Labus has advised the governor on pandemic issues and has called for people to get vaccinated. He acknowledged data shows that most people now contracting the virus are not vaccinated.
The number of new cases of COVID-19 reported Tuesday in Nevada continued to climb, to 1,004, but no new deaths. Nevada has counted 5,761 lives lost in the state to COVID-19 since March 2020. Nationally, nearly 607,000 people have died.
Meanwhile, state vaccination rates have stalled in recent weeks.
Health officials report that 55.4% of Nevada residents 12 years and older have received at least one dose of COVID-19 vaccine. About 46.6% are fully vaccinated.
Nationally, the CDC says more than 68% of adults have received at least one dose of vaccine. Labus noted the state tracks Nevada residents, not tourists and visitors.
The balance between tourism and health safety is "tricky" for public officials, said Amanda Belarmino, an assistant professor at the William F. Harrah College of Hospitality at UNLV.
"You don't want to alienate customers," she said. "It's hard to tell people again they're going back to restrictions. But I think most people would rather wear a mask than not be able to leave home."
Test positivity, a benchmark measure of the percentage of people tested and found to be infected, has tripled in Nevada from a low of 3.4% in mid-May. The World Health Organization goal is 5% or less to relax restrictions.

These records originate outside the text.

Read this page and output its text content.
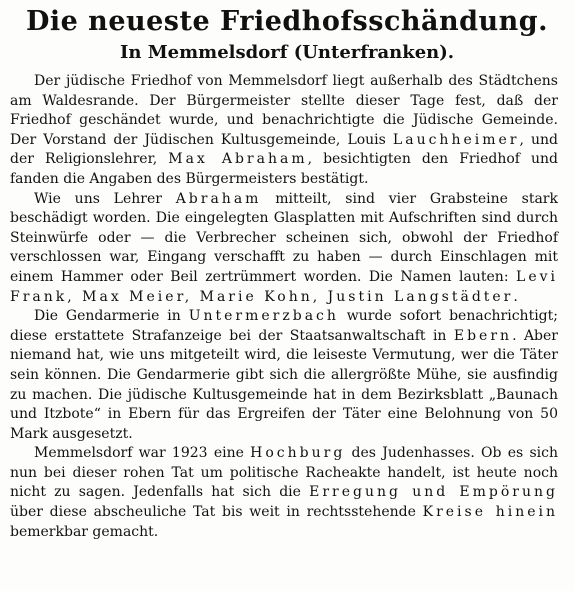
Die neueste Friedhofsschändung.
In Memmelsdorf (Unterfranken).

Der jüdische Friedhof von Memmelsdorf liegt außerhalb des Städtchens am Waldesrande. Der Bürgermeister stellte dieser Tage fest, daß der Friedhof geschändet wurde, und benachrichtigte die Jüdische Gemeinde. Der Vorstand der Jüdischen Kultusgemeinde, Louis Lauchheimer, und der Religionslehrer, Max Abraham, besichtigten den Friedhof und fanden die Angaben des Bürgermeisters bestätigt.

Wie uns Lehrer Abraham mitteilt, sind vier Grabsteine stark beschädigt worden. Die eingelegten Glasplatten mit Aufschriften sind durch Steinwürfe oder — die Verbrecher scheinen sich, obwohl der Friedhof verschlossen war, Eingang verschafft zu haben — durch Einschlagen mit einem Hammer oder Beil zertrümmert worden. Die Namen lauten: Levi Frank, Max Meier, Marie Kohn, Justin Langstädter.

Die Gendarmerie in Untermerzbach wurde sofort benachrichtigt; diese erstattete Strafanzeige bei der Staatsanwaltschaft in Ebern. Aber niemand hat, wie uns mitgeteilt wird, die leiseste Vermutung, wer die Täter sein können. Die Gendarmerie gibt sich die allergrößte Mühe, sie ausfindig zu machen. Die jüdische Kultusgemeinde hat in dem Bezirksblatt „Baunach und Itzbote“ in Ebern für das Ergreifen der Täter eine Belohnung von 50 Mark ausgesetzt.

Memmelsdorf war 1923 eine Hochburg des Judenhasses. Ob es sich nun bei dieser rohen Tat um politische Racheakte handelt, ist heute noch nicht zu sagen. Jedenfalls hat sich die Erregung und Empörung über diese abscheuliche Tat bis weit in rechtsstehende Kreise hinein bemerkbar gemacht.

The figure reached 12.4% statewide on Tuesday and 13.5% in the Las Vegas area, home to 2.3 million people and host to tens of millions of visitors per year. The figure peaked at 21.2% on Jan. 12, when some Las Vegas hospitals were pushed to capacity and one issued a disaster declaration.
The Nevada Hospital Association reported 876 hospitalizations Tuesday in the Las Vegas area due to suspected or confirmed COVID-19 cases, including 193 patients in intensive care. Officials say hospital capacity is not an immediate concern.
The CDC now rates community virus transmission "high" in and around Las Vegas, along with the rural Nevada counties of Nye, Esmeralda, Mineral and Elko. Almost 80% of COVID-19 cases and deaths in Nevada have been in Clark County.
In the Reno, Sparks and Carson City area, where test positivity was 7% on Tuesday, Washoe County health officials said they had no plans to implement mask requirements or recommendations in their region.